Ik stem op 'Big Data'

woensdag 12 november 2014
timer 3 min
De eerste verkiezing voor de verkeerskunde professional van het jaar roept bij mij een gewetensvraag op. Wie te kiezen uit zo'n lijst met vakmannen en vakvrouwen? Ik kies uiteindelijk voor Peter van der Mede. Ja, dat is een collega, maar dat is niet mijn punt. Voor mij is 2014 een 'kanteljaar' voor ons vakgebied. In 2014 voltrok de revolutie van 'Big Data'. In het begin was het voor velen aleen maar een beetje interessant "Ik zie het wel". Eind 2014 is het overduidelijk: 'Big Data' is in ons vakgebied al niet meer weg te denken. Daarom stem ik voor 'Big Data'.

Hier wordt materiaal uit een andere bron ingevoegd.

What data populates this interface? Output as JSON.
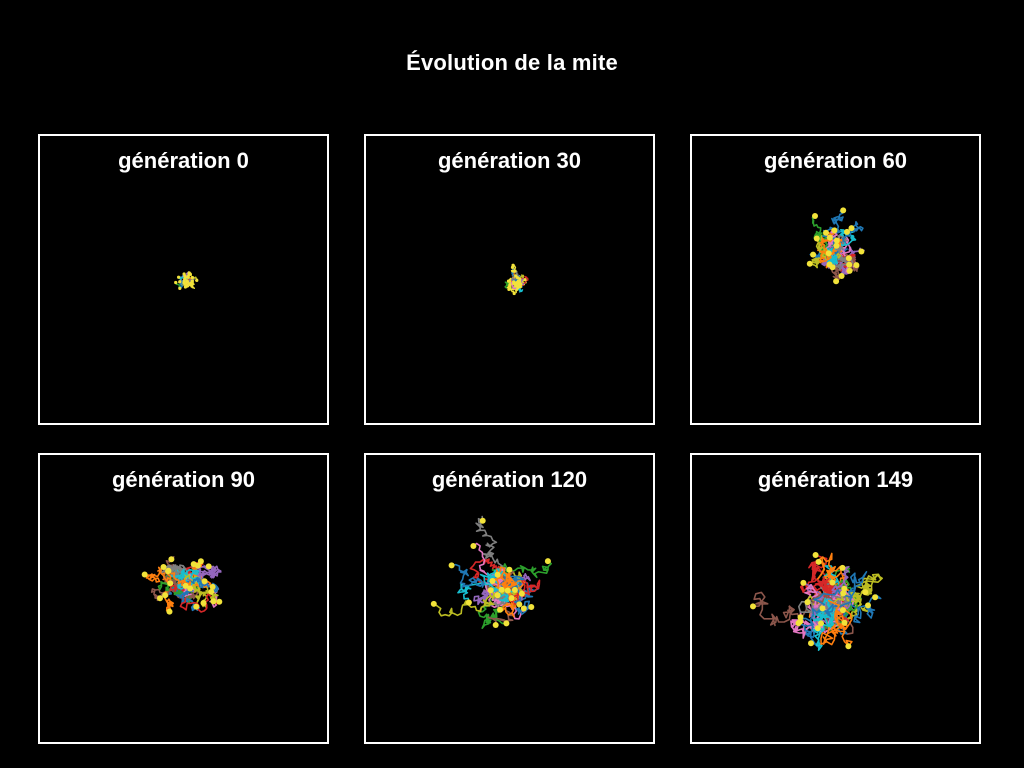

Laat ik wat voorbeelden noemen die in 2014 bij mij langskwamen. Begin dit jaar brachten we het 'stadsbrugeffect' in kaart voor Nijmegen met Bluetooth-sensoren en een verkeersmodel. Gedraagt het verkeer zich inderdaad zoals in de voorbereiding was bedacht? Dat werkte goed. Ik heb gezien hoe OV-Chipkaartdata en GOVI-data helpen om openbaar vervoer beter en goedkoper te maken. We gaven gemeenten en organisatoren van evenementen voor het eerst echt inzicht in wie er op hen afkomt. Hoeveel waren er? Waar komen ze vandaan? Hoe aantrekkelijk ben ik echt? En wat te denken van Bikeprint-studies die ons zoveel nieuws leren over mobiliteitsgedrag van die zo belangrijke groep (e-)fietsende weggebruikers. Tot slot heb ik in 2014 de brug zien slaan naar de wereld van verkeersmodellen. Beleidsbeslissingen met enorme impact laten we in ons vak afhangen van de uitkomsten uit deze modellen met ingebrachte aannames en statistieken. De planningshorizon wordt echter steeds korter. Op dit moment zijn we bezig met 'Big Data' het voorspellend vermogen van verkeersmodellen voor die korte termijn te versterken door gebruik te maken van gemeten matrices. Dat zijn echt enorme stappen. Daarom stem ik voor 'Big Data'.
 

99% herkenning, 1% eye-openers

Het mooie aan 'Big Data' is daarnaast dat ze zich zo mooi laten visualiseren. Een goed beeld bereikt meer dan 1000 adviesrapporten, vooral procesmatig. Hiervoor geldt de 99/1-regel: 99% herkenning en 1% eye-openers. Daar zit de winst. Reken maar dat bijgaande visualisatie impact heeft op het denken en handelen in de binnenlandse toerismesector. De kaart laat zien hoe Nederland zich gedroeg op zaterdag 26 juli 2014 op basis van anonieme gegevens uit miljoenen mobiele telefoons. Hoe donkerder oranje, hoe aantrekkelijker (en drukker) de plaats. En hoe blauwer, hoe leger ten opzichte van een normale voorjaarsdag (dinsdag 12 maart 2014 in dit geval). De steden liepen leeg, met als uitzondering het centrum van Amsterdam waar het juist druk was. We zien de kust, de Waddeneilanden en het Friese merengebied als meer bezochte plekken oplichten. We zien het Efteling- en Walibi-effect. Maar had u de Maasduinen tussen Venlo en Nijmegen verwacht? Of Winterswijk? Daarom stem ik voor 'Big Data'.

 

Dus: laten we 'Big Data' de eer geven die het toekomt over 2014. Dat kan hier   ('Big Data' / Even zoeken naar Peter van der Mede in het rijtje)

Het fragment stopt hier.